By CAM LUCADOU-WELLS

CRITICS are pondering the value of a $2 billion-plus upgrade of the overcrowded Cranbourne-Pakenham rail corridor – which will be funded under a public-private partnership (PPP).
The State Government announced in its 2014-15 budget last week that the project would be finished in five years.
According to the budget papers, the State Government has allocated just $56 million over four years towards the $2-2.5 billion project which is estimated to increase the corridor’s capacity by 30 per cent.
Reports suggest the project’s real cost may be more than $5 billion, which will be paid to the private consortium of partners that includes Metro Trains.
The repayments are reportedly up to $1 million a day for the next 20 years.
Another reported aspect of the PPP is developers being handed land at grade separation sites.
Opposition Public Transport spokeswoman Jill Hennessy said the government appeared to have “ditched proper planning process in a desperate bid for votes”.
Public Transport Users Association president Dr Tony Morton said the project had “substantial value” for the rail corridor but would be better value if it was a public project with “conventional debt financing”.
“It, basically, hands over planning responsibility to the private sector, with the public interest a subsidiary consideration.
“This means the planning may not adequately consider elements like good bus interchanges at stations, that serve the public interest but do not assure a financial return to the project proponents.”
Professor Graham Currie of Monash University’s Institute of Transport Studies said Metro Trains’s PPP in Hong Kong had worked well but it was unclear what the “real detail” of the Victorian PPP could be.
“Metro Trains (in Hong Kong) makes money because it develops the property around the station.
“A key question is whether the community here is happy to give this land away to developers.”
The government has announced it is entering “exclusive negotiations” with the private consortium, hoping to finalise an agreement by late this year subject to “a positive value for money outcome”.
The project includes 25 new trains, high-capacity signalling and the removal of at least four level crossings.
A spokeswoman for Premier Denis Napthine didn’t elaborate on the project’s ultimate cost.
She said taxpayers won’t “need to start paying” before the project is finished by the consortium and passengers “therefore see the full benefits of the package”.
“Passengers using the Cranbourne-Pakenham service will see benefits before the project is complete including the removal of level crossings and the delivery of the new next generation trains.”
The rail corridor’s trains are Melbourne’s most congested, with a forecast increase in commuters of 4.3 per cent a year.
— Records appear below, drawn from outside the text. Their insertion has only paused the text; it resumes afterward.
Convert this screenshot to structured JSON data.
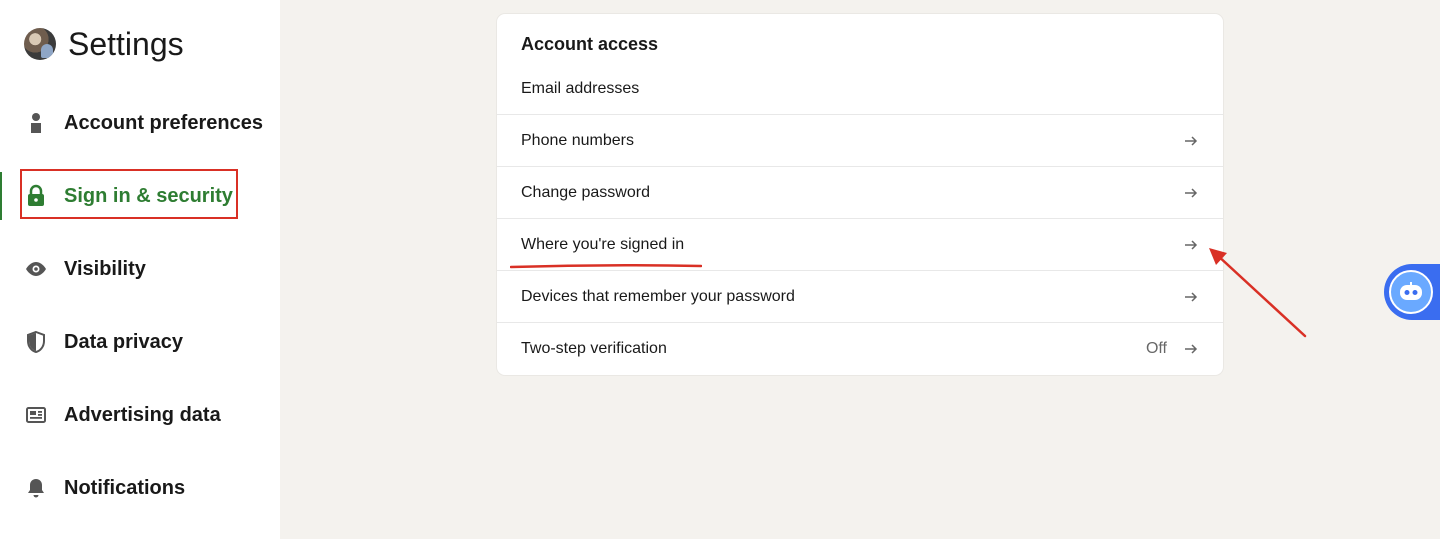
{
  "sidebar": {
    "title": "Settings",
    "items": [
      {
        "label": "Account preferences",
        "icon": "person-icon"
      },
      {
        "label": "Sign in & security",
        "icon": "lock-icon",
        "active": true
      },
      {
        "label": "Visibility",
        "icon": "eye-icon"
      },
      {
        "label": "Data privacy",
        "icon": "shield-icon"
      },
      {
        "label": "Advertising data",
        "icon": "newspaper-icon"
      },
      {
        "label": "Notifications",
        "icon": "bell-icon"
      }
    ]
  },
  "card": {
    "title": "Account access",
    "rows": [
      {
        "label": "Email addresses"
      },
      {
        "label": "Phone numbers"
      },
      {
        "label": "Change password"
      },
      {
        "label": "Where you're signed in"
      },
      {
        "label": "Devices that remember your password"
      },
      {
        "label": "Two-step verification",
        "status": "Off"
      }
    ]
  },
  "colors": {
    "accent": "#2e7d32",
    "annotation": "#d93025",
    "background": "#f4f2ee",
    "assistant": "#3a6df0"
  }
}
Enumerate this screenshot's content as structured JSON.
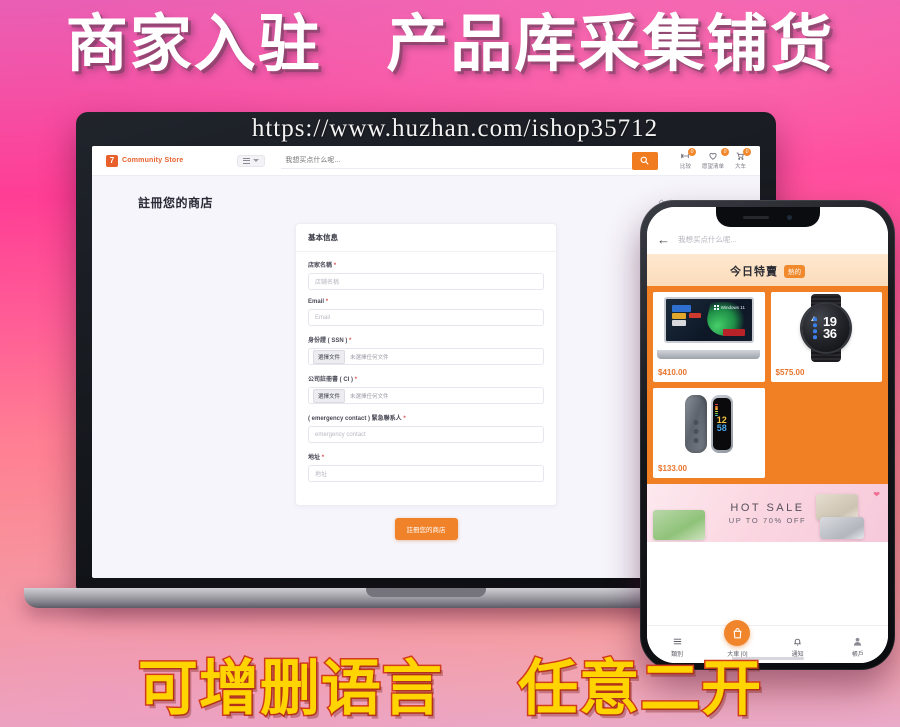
{
  "promo": {
    "headline_left": "商家入驻",
    "headline_right": "产品库采集铺货",
    "footer_left": "可增删语言",
    "footer_right": "任意二开",
    "url": "https://www.huzhan.com/ishop35712",
    "accent_orange": "#f0822a",
    "bg_top": "#ff3d95",
    "bg_bottom": "#f0a6b4",
    "footer_text_color": "#ffd400",
    "footer_stroke_color": "#d23c1e"
  },
  "desktop": {
    "header": {
      "brand_mark": "7",
      "brand_name": "Community Store",
      "category_label": "menu-icon",
      "search_placeholder": "我想买点什么呢...",
      "search_icon": "search-icon",
      "icons": [
        {
          "name": "compare-icon",
          "label": "比较",
          "badge": "0"
        },
        {
          "name": "wishlist-icon",
          "label": "愿望清单",
          "badge": "0"
        },
        {
          "name": "cart-icon",
          "label": "大车",
          "badge": "0"
        }
      ]
    },
    "page_title": "註冊您的商店",
    "breadcrumb": {
      "home_icon": "home-icon",
      "separator": "/",
      "current": "註冊您的商店"
    },
    "form": {
      "card_title": "基本信息",
      "required_mark": "*",
      "fields": [
        {
          "label": "店家名稱",
          "placeholder": "店鋪名稱",
          "type": "text",
          "required": true
        },
        {
          "label": "Email",
          "placeholder": "Email",
          "type": "text",
          "required": true
        },
        {
          "label": "身份證 ( SSN )",
          "type": "file",
          "required": true,
          "button": "選擇文件",
          "status": "未選擇任何文件"
        },
        {
          "label": "公司註冊書 ( CI )",
          "type": "file",
          "required": true,
          "button": "選擇文件",
          "status": "未選擇任何文件"
        },
        {
          "label": "( emergency contact ) 緊急聯系人",
          "placeholder": "emergency contact",
          "type": "text",
          "required": true
        },
        {
          "label": "地址",
          "placeholder": "地址",
          "type": "text",
          "required": true
        }
      ],
      "submit_label": "註冊您的商店"
    }
  },
  "mobile": {
    "back_icon": "back-arrow-icon",
    "search_placeholder": "我想买点什么呢...",
    "deals": {
      "title": "今日特賣",
      "badge": "熱的",
      "products": [
        {
          "name": "laptop",
          "price": "$410.00",
          "screen_label": "Windows 11"
        },
        {
          "name": "smartwatch",
          "price": "$575.00",
          "time_hour": "19",
          "time_min": "36"
        },
        {
          "name": "fitness-band",
          "price": "$133.00",
          "time_hour": "12",
          "time_min": "58"
        }
      ]
    },
    "hot_banner": {
      "line1": "HOT SALE",
      "line2": "UP TO 70% OFF"
    },
    "nav": [
      {
        "icon": "categories-icon",
        "label": "類別"
      },
      {
        "icon": "cart-icon",
        "label": "大車 [0]"
      },
      {
        "icon": "bell-icon",
        "label": "通知"
      },
      {
        "icon": "account-icon",
        "label": "帳戶"
      }
    ]
  }
}
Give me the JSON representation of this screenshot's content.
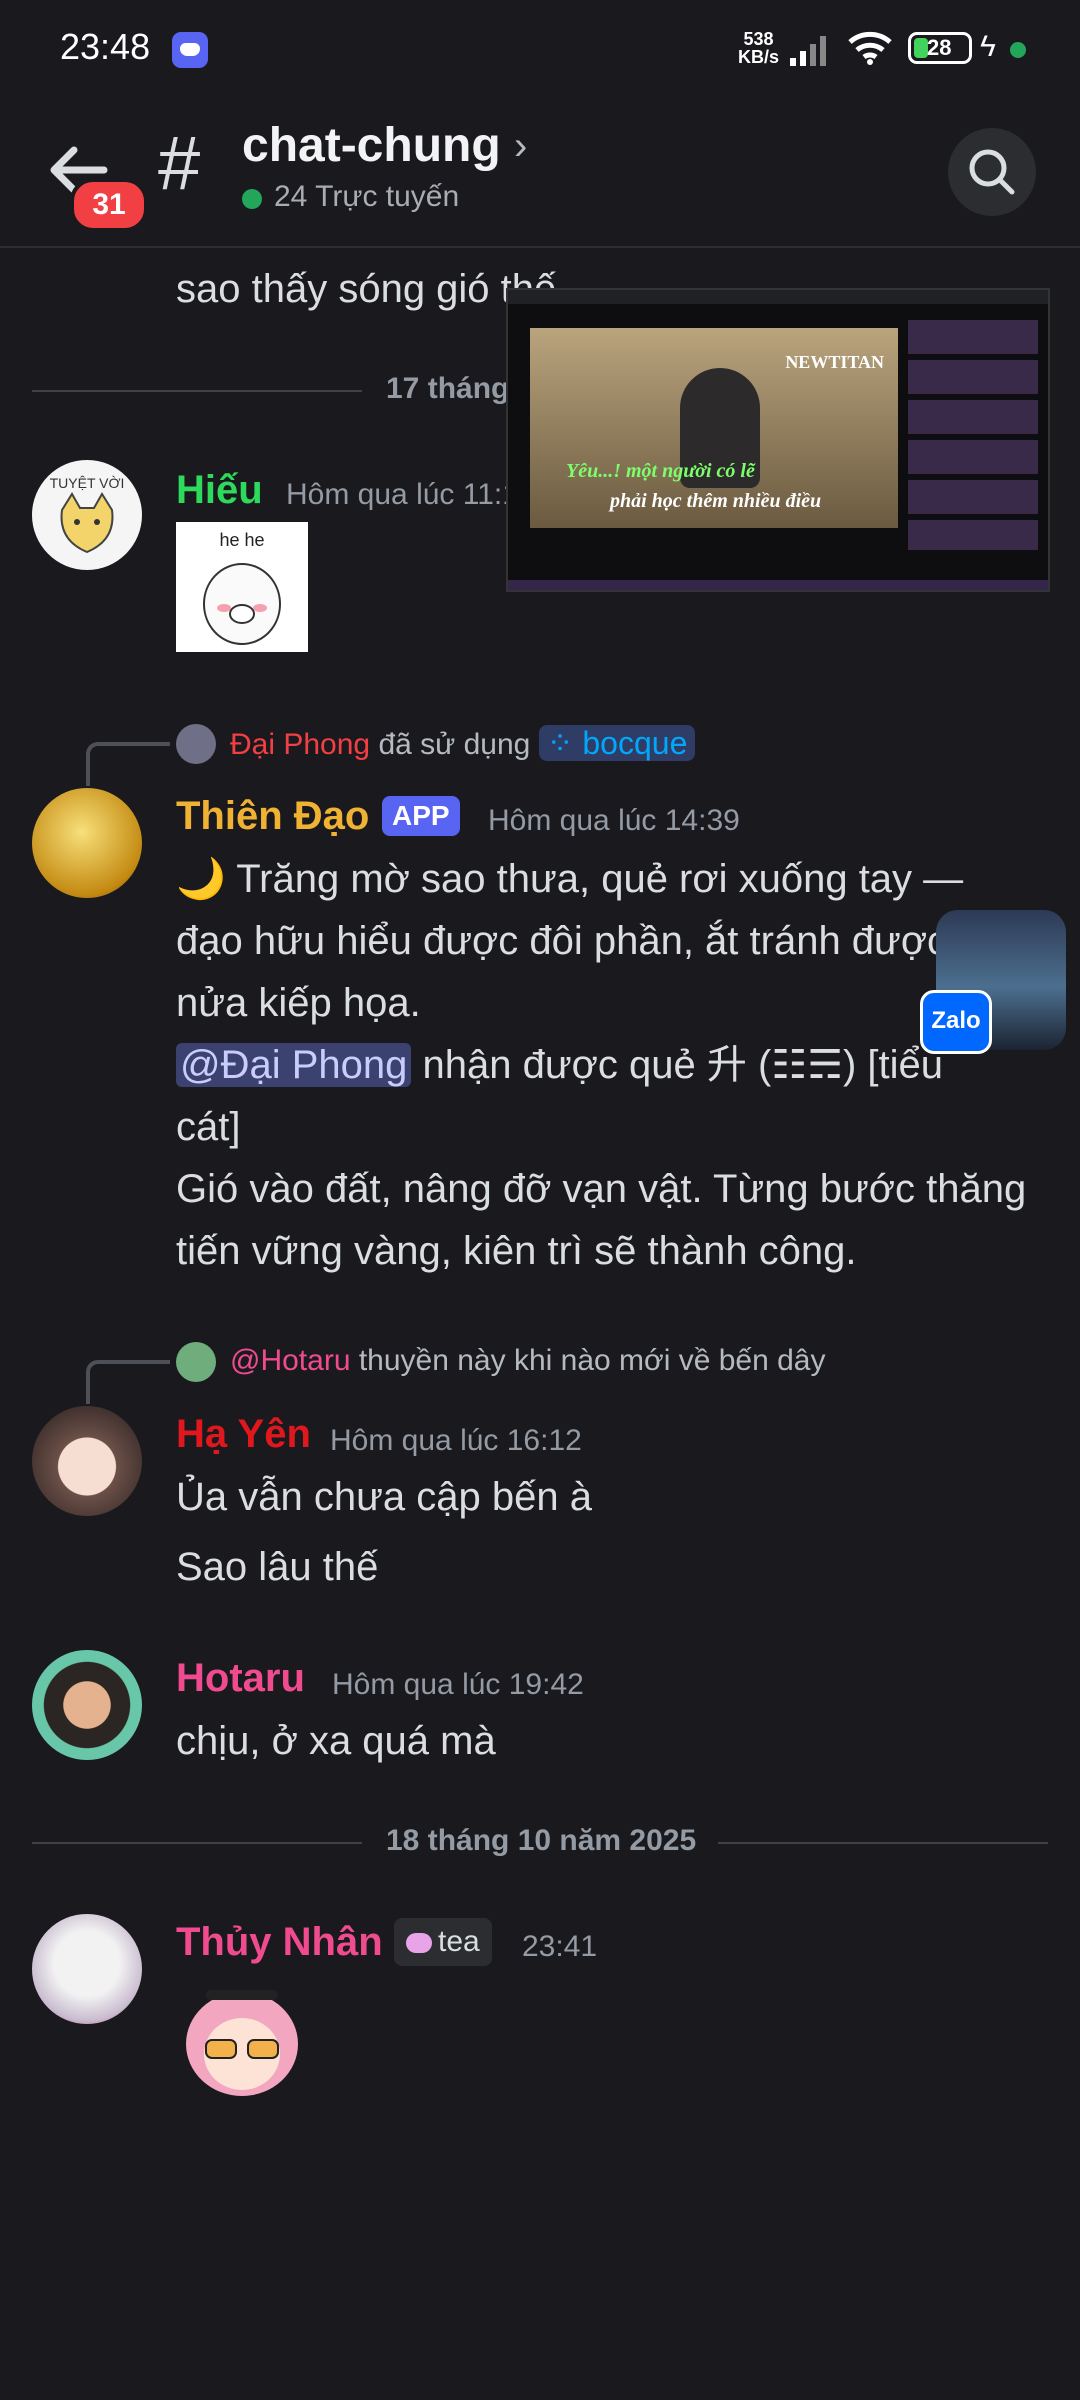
{
  "status_bar": {
    "time": "23:48",
    "net_speed_value": "538",
    "net_speed_unit": "KB/s",
    "battery": "28",
    "icons": [
      "discord-icon",
      "signal-icon",
      "wifi-icon",
      "battery-icon",
      "charging-icon"
    ]
  },
  "header": {
    "unread_count": "31",
    "channel": "chat-chung",
    "online": "24 Trực tuyến"
  },
  "messages": {
    "partial": "sao thấy sóng gió thế",
    "divider1": "17 tháng",
    "hieu": {
      "author": "Hiếu",
      "time": "Hôm qua lúc 11:1",
      "avatar_text": "TUYỆT VỜI",
      "sticker_text": "he he"
    },
    "thien_dao": {
      "reply_user": "Đại Phong",
      "reply_used": "đã sử dụng",
      "reply_command": "bocque",
      "author": "Thiên Đạo",
      "tag": "APP",
      "time": "Hôm qua lúc 14:39",
      "line1": "🌙 Trăng mờ sao thưa, quẻ rơi xuống tay —",
      "line2": "đạo hữu hiểu được đôi phần, ắt tránh được",
      "line3": "nửa kiếp họa.",
      "mention": "@Đại Phong",
      "line4": " nhận được quẻ 升 (☷☴) [tiểu",
      "line5": "cát]",
      "line6": "Gió vào đất, nâng đỡ vạn vật. Từng bước thăng",
      "line7": "tiến vững vàng, kiên trì sẽ thành công."
    },
    "ha_yen": {
      "reply_mention": "@Hotaru",
      "reply_text": "thuyền này khi nào mới về bến dây",
      "author": "Hạ Yên",
      "time": "Hôm qua lúc 16:12",
      "line1": "Ủa vẫn chưa cập bến à",
      "line2": "Sao lâu thế"
    },
    "hotaru": {
      "author": "Hotaru",
      "time": "Hôm qua lúc 19:42",
      "line1": "chịu, ở xa quá mà"
    },
    "divider2": "18 tháng 10 năm 2025",
    "thuy_nhan": {
      "author": "Thủy Nhân",
      "role": "tea",
      "time": "23:41"
    }
  },
  "pip": {
    "watermark": "NEWTITAN",
    "lyric1": "Yêu...! một người có lẽ",
    "lyric2": "phải học thêm nhiều điều"
  },
  "zalo": {
    "label": "Zalo"
  }
}
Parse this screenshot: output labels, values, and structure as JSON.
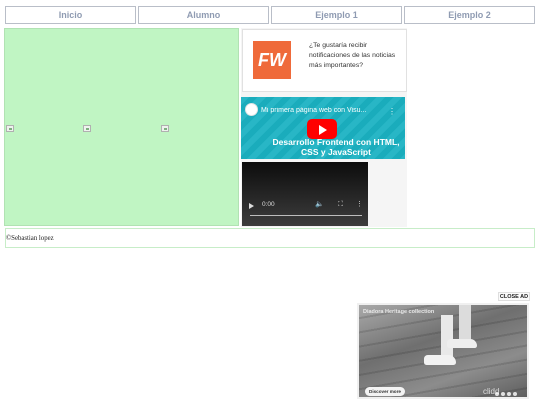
{
  "nav": {
    "items": [
      "Inicio",
      "Alumno",
      "Ejemplo 1",
      "Ejemplo 2"
    ]
  },
  "ad_card": {
    "logo_text": "FW",
    "text": "¿Te gustaría recibir notificaciones de las noticias más importantes?"
  },
  "youtube_embed": {
    "title": "Mi primera página web con Visu...",
    "headline": "Desarrollo Frontend con HTML, CSS y JavaScript",
    "menu": "⋮"
  },
  "video_player": {
    "time": "0:00"
  },
  "footer": {
    "text": "©Sebastian lopez"
  },
  "overlay_ad": {
    "close_label": "CLOSE AD",
    "title": "Diadora Heritage collection",
    "cta": "Discover more",
    "logo": "clidd"
  },
  "colors": {
    "nav_text": "#8f9bb2",
    "green_panel": "#c0f5c3",
    "fw_logo": "#ef6a3a",
    "youtube_bg": "#1bb2c2",
    "youtube_play": "#ff0000"
  }
}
In a PTV passenger load report, 12 peak services a day were overcrowded beyond benchmark levels.
Professor Currie said congestion would get worse until the upgrade is expected to be completed in 2019.
The opposition has criticised plans for the Cranbourne-Pakenham corridor’s commuters missing the City Loop and being offloaded at Southern Cross station on the furthest side of the CBD.
Public Transport Minister Terry Mulder said changing trains “already happens every day in Melbourne, as not every train goes direct to Flinder Street or via the City Loop.”